Derivative with respect to $X$: let $B=\beta\beta^\top$ and note $(X\beta)^\top (X\beta) = Tr(X BX^\top) = \sum_i x_i^\top B x_i$, where $x_i^\top$ is the $i$th row of $X$. By using the result of the previous paragraph and transposing, we see that the derivative with respect to $x_i^\top$ is $(2B x_i)^\top=2x_i^\top B$. Then the derivative with respect to $X$ is $2XB$.
If $X$ is the variable, consider $f(X,Y)=(X\beta)^t(Y\beta)$, it is bilinear, so its derivative at $df_{(X,Y)}(U,V)=(U\beta)^t(Y\beta)+(X\beta)^t(V\beta)$.
This implies that the derivative of $g(X)=f(X,X)$ is $df_X(U)=(U\beta)^t(X\beta)+(X\beta)^t(U\beta)$.
Assuming that the context is Linear regression / Least squares.
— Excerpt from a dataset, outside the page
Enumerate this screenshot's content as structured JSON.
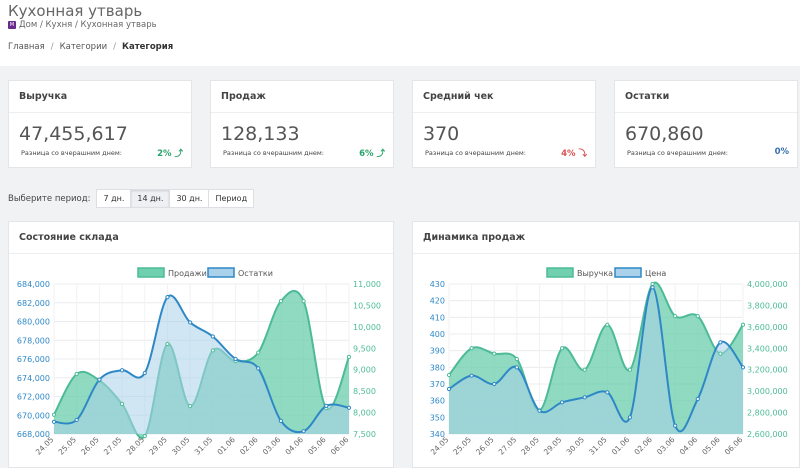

Note that $(X\beta)'(X\beta) = \beta' X'X\beta$, denote $A=X'X$, hence you have a quadratic form $$ f(\beta) = \beta ' A \beta, $$ so, the gradient w.r.t $\beta$ is $$ \nabla f(\beta)=2A\beta . $$ You can derive the formula by writing $f(\beta) = \sum_{i=1}^p \sum _{j=1}^pa_{ij}\beta_i\beta_j = \sum_{i=1}^pa_{ii}\beta_i^2+2\sum_{i>j}^pa_{ij}\beta_i\beta_j$ and take derivative w.r.t each of the entries of $\beta$.